Atas dasar itulah Shinta dipanggil Polres Kampar untuk diperiksa dan dimintai keterangan.

Shinta akhirnya datang didampingi kuasa hukumnya dari LBH Tuah Negeri Nusantara memenuhi panggilan penyidik Polres Kampar, Rabu, 30 Oktober 2024 lalu.

"Ini adalah bentuk kriminalisasi terhadap kami. Kami hanya berusaha mencari keadilan untuk anak kami yang menjadi korban perundungan," ungkap Shinta didampingi LBH Tuah Negeri Nusantara, Kamis, 31 Oktober 2024.

Suardi sebagai Ketua Umum DPP, LBH Tuah Nusantara menambahkan dan menilai, pihak pondok pesantren tampak lebih memihak kepada pelaku perundungan, alih-alih mencari solusi untuk korban.

"Kami sudah berusaha mendatangi pihak pondok secara langsung, tetapi tidak ada upaya penyelesaian. Sebaliknya, mereka malah menyalahkan anak kami dengan tuduhan yang tidak berdasar," jelas Suardi.



Dalam konteks hukum, sekolah memiliki tanggung jawab untuk melindungi siswanya dari kekerasan. Pasal 9 ayat (1a) UU No. 35 Tahun 2014 menyebutkan bahwa setiap anak berhak mendapatkan perlindungan dari kejahatan seksual dan kekerasan, termasuk dari pendidik dan sesama siswa.
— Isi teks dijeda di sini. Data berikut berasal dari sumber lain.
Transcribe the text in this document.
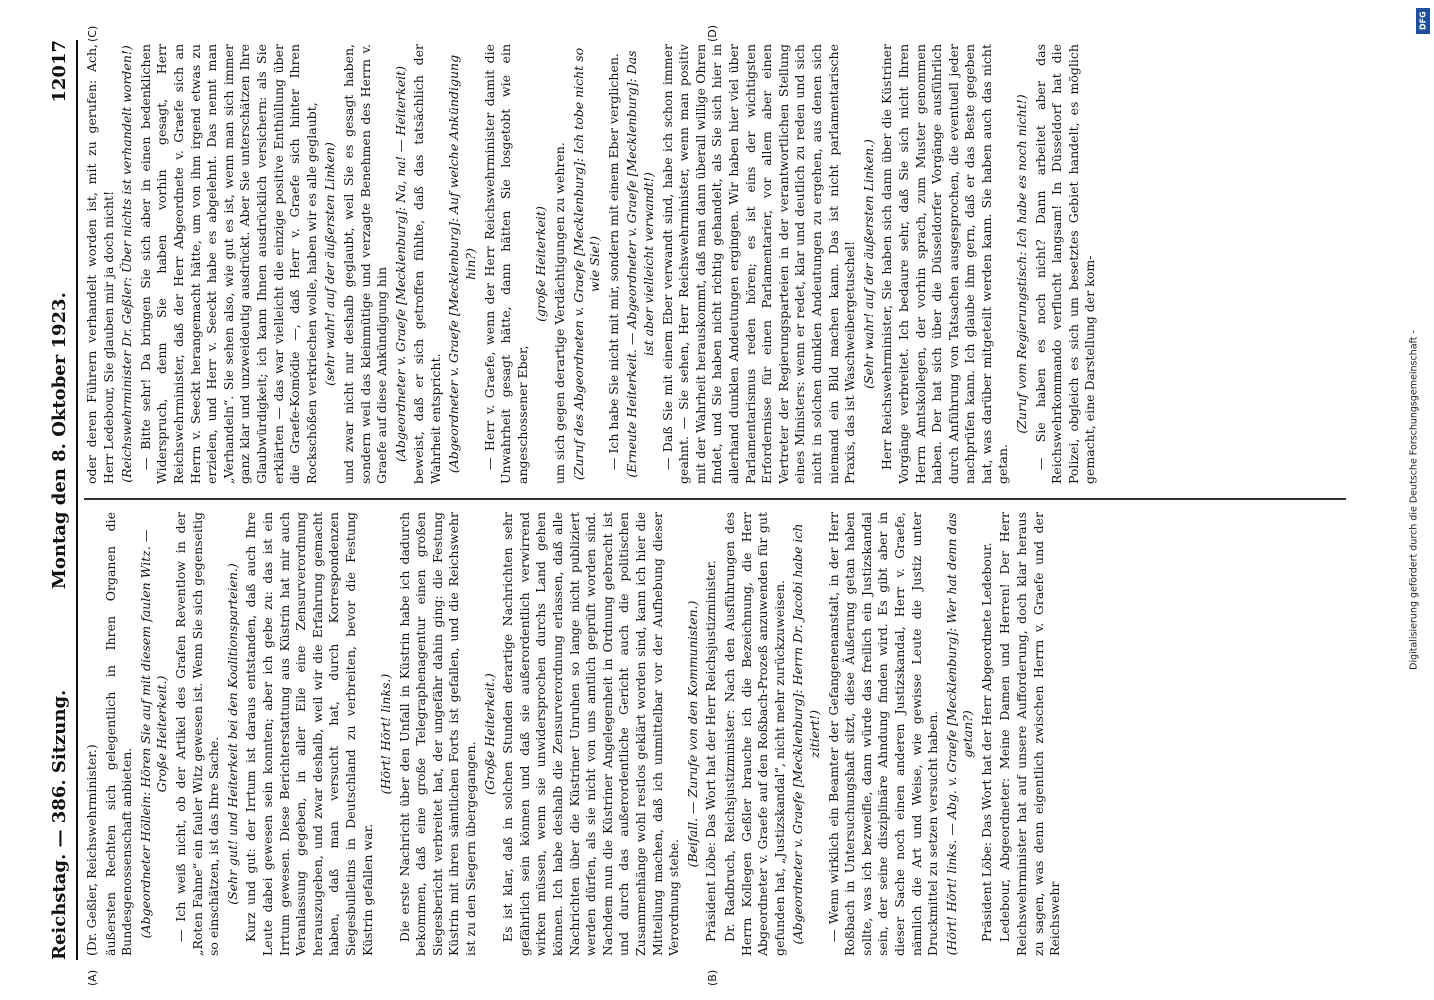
Reichstag. — 386. Sitzung.
Montag den 8. Oktober 1923.
12017
(A)	(B)
(C)	(D)

(Dr. Geßler, Reichswehrminister.) äußersten Rechten sich gelegentlich in Ihren Organen die Bundesgenossenschaft anbieten. (Abgeordneter Höllein: Hören Sie auf mit diesem faulen Witz. — Große Heiterkeit.) — Ich weiß nicht, ob der Artikel des Grafen Reventlow in der „Roten Fahne“ ein fauler Witz gewesen ist. Wenn Sie sich gegenseitig so einschätzen, ist das Ihre Sache. (Sehr gut! und Heiterkeit bei den Koalitionsparteien.) Kurz und gut: der Irrtum ist daraus entstanden, daß auch Ihre Leute dabei gewesen sein konnten; aber ich gebe zu: das ist ein Irrtum gewesen. Diese Berichterstattung aus Küstrin hat mir auch Veranlassung gegeben, in aller Eile eine Zensurverordnung herauszugeben, und zwar deshalb, weil wir die Erfahrung gemacht haben, daß man versucht hat, durch Korrespondenzen Siegesbulletins in Deutschland zu verbreiten, bevor die Festung Küstrin gefallen war.

(Hört! Hört! links.) Die erste Nachricht über den Unfall in Küstrin habe ich dadurch bekommen, daß eine große Telegraphenagentur einen großen Siegesbericht verbreitet hat, der ungefähr dahin ging: die Festung Küstrin mit ihren sämtlichen Forts ist gefallen, und die Reichswehr ist zu den Siegern übergegangen.

(Große Heiterkeit.) Es ist klar, daß in solchen Stunden derartige Nachrichten sehr gefährlich sein können und daß sie außerordentlich verwirrend wirken müssen, wenn sie unwidersprochen durchs Land gehen können. Ich habe deshalb die Zensurverordnung erlassen, daß alle Nachrichten über die Küstriner Unruhen so lange nicht publiziert werden dürfen, als sie nicht von uns amtlich geprüft worden sind. Nachdem nun die Küstriner Angelegenheit in Ordnung gebracht ist und durch das außerordentliche Gericht auch die politischen Zusammenhänge wohl restlos geklärt worden sind, kann ich hier die Mitteilung machen, daß ich unmittelbar vor der Aufhebung dieser Verordnung stehe.

(Beifall. — Zurufe von den Kommunisten.) Präsident Löbe: Das Wort hat der Herr Reichsjustizminister. Dr. Radbruch, Reichsjustizminister: Nach den Ausführungen des Herrn Kollegen Geßler brauche ich die Bezeichnung, die Herr Abgeordneter v. Graefe auf den Roßbach-Prozeß anzuwenden für gut gefunden hat, „Justizskandal“, nicht mehr zurückzuweisen. (Abgeordneter v. Graefe [Mecklenburg]: Herrn Dr. Jacobi habe ich zitiert!) — Wenn wirklich ein Beamter der Gefangenenanstalt, in der Herr Roßbach in Untersuchungshaft sitzt, diese Äußerung getan haben sollte, was ich bezweifle, dann würde das freilich ein Justizskandal sein, der seine disziplinäre Ahndung finden wird. Es gibt aber in dieser Sache noch einen anderen Justizskandal, Herr v. Graefe, nämlich die Art und Weise, wie gewisse Leute die Justiz unter Druckmittel zu setzen versucht haben. (Hört! Hört! links. — Abg. v. Graefe [Mecklenburg]: Wer hat denn das getan?) Präsident Löbe: Das Wort hat der Herr Abgeordnete Ledebour. Ledebour, Abgeordneter: Meine Damen und Herren! Der Herr Reichswehrminister hat auf unsere Aufforderung, doch klar heraus zu sagen, was denn eigentlich zwischen Herrn v. Graefe und der Reichswehr

oder deren Führern verhandelt worden ist, mit zu gerufen: Ach, Herr Ledebour, Sie glauben mir ja doch nicht! (Reichswehrminister Dr. Geßler: Über nichts ist verhandelt worden!) — Bitte sehr! Da bringen Sie sich aber in einen bedenklichen Widerspruch, denn Sie haben vorhin gesagt, Herr Reichswehrminister, daß der Herr Abgeordnete v. Graefe sich an Herrn v. Seeckt herangemacht hätte, um von ihm irgend etwas zu erzielen, und Herr v. Seeckt habe es abgelehnt. Das nennt man „Verhandeln“. Sie sehen also, wie gut es ist, wenn man sich immer ganz klar und unzweideutig ausdrückt. Aber Sie unterschätzen Ihre Glaubwürdigkeit; ich kann Ihnen ausdrücklich versichern: als Sie erklärten — das war vielleicht die einzige positive Enthüllung über die Graefe-Komödie —, daß Herr v. Graefe sich hinter Ihren Rockschößen verkriechen wolle, haben wir es alle geglaubt, (sehr wahr! auf der äußersten Linken) und zwar nicht nur deshalb geglaubt, weil Sie es gesagt haben, sondern weil das kleinmütige und verzagte Benehmen des Herrn v. Graefe auf diese Ankündigung hin (Abgeordneter v. Graefe [Mecklenburg]: Na, na! — Heiterkeit) beweist, daß er sich getroffen fühlte, daß das tatsächlich der Wahrheit entspricht. (Abgeordneter v. Graefe [Mecklenburg]: Auf welche Ankündigung hin?) — Herr v. Graefe, wenn der Herr Reichswehrminister damit die Unwahrheit gesagt hätte, dann hätten Sie losgetobt wie ein angeschossener Eber,

(große Heiterkeit) um sich gegen derartige Verdächtigungen zu wehren. (Zuruf des Abgeordneten v. Graefe [Mecklenburg]: Ich tobe nicht so wie Sie!) — Ich habe Sie nicht mit mir, sondern mit einem Eber verglichen. (Erneute Heiterkeit. — Abgeordneter v. Graefe [Mecklenburg]: Das ist aber vielleicht verwandt!) — Daß Sie mit einem Eber verwandt sind, habe ich schon immer geahnt. — Sie sehen, Herr Reichswehrminister, wenn man positiv mit der Wahrheit herauskommt, daß man dann überall willige Ohren findet, und Sie haben nicht richtig gehandelt, als Sie sich hier in allerhand dunklen Andeutungen ergingen. Wir haben hier viel über Parlamentarismus reden hören; es ist eins der wichtigsten Erfordernisse für einen Parlamentarier, vor allem aber einen Vertreter der Regierungsparteien in der verantwortlichen Stellung eines Ministers: wenn er redet, klar und deutlich zu reden und sich nicht in solchen dunklen Andeutungen zu ergehen, aus denen sich niemand ein Bild machen kann. Das ist nicht parlamentarische Praxis, das ist Waschweibergetuschel! (Sehr wahr! auf der äußersten Linken.) Herr Reichswehrminister, Sie haben sich dann über die Küstriner Vorgänge verbreitet. Ich bedaure sehr, daß Sie sich nicht Ihren Herrn Amtskollegen, der vorhin sprach, zum Muster genommen haben. Der hat sich über die Düsseldorfer Vorgänge ausführlich durch Anführung von Tatsachen ausgesprochen, die eventuell jeder nachprüfen kann. Ich glaube ihm gern, daß er das Beste gegeben hat, was darüber mitgeteilt werden kann. Sie haben auch das nicht getan.

(Zuruf vom Regierungstisch: Ich habe es noch nicht!) — Sie haben es noch nicht? Dann arbeitet aber das Reichswehrkommando verflucht langsam! In Düsseldorf hat die Polizei, obgleich es sich um besetztes Gebiet handelt, es möglich gemacht, eine Darstellung der kom-	Digitalisierung gefördert durch die Deutsche Forschungsgemeinschaft -
DFG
"Pondok pesantren ini seharusnya berperan sebagai 'orang tua pengganti' yang melindungi anak-anak dari segala bentuk kekerasan," jelasnya.

Di sisi lain, pihak pondok diduga melakukan pembiaran atas kekerasan fisik yang terjadi. Hal ini jelas melanggar Pasal 76C UU No. 35/2014 yang melarang kekerasan terhadap anak.

"Kami akan melaporkan pimpinan pondok dan jajaran terkait ke Polda Riau karena mereka telah melakukan pelanggaran hukum," tegas Suardi.

Tim kuasa hukum tidak hanya akan mempertahankan Shinta, tetapi juga berencana untuk meminta investigasi khusus dari Kementerian Agama.

"Kami ingin memastikan bahwa tidak ada korban lain yang merasa terjebak dalam situasi ini. Pondok pesantren harus dievaluasi," kata Suardi.

Pihak keluarga korban berharap agar Fahri  mendapatkan perlindungan dan keadilan. Mengapa justru orang tuanya yang dilaporkan pihak Ponpes DQ.

LBH Tuah Negeri Nusantara siap melakukan segala upaya hukum, termasuk mengirim surat kepada Kapolri dan Kementerian Pemberdayaan Perempuan dan Perlindungan Anak, untuk mendapatkan perlindungan hukum yang lebih lanjut.

"Kami tidak akan membiarkan orang yang tidak bersalah diproses hukum. Kami akan berjuang semaksimal mungkin," tutup Suardi.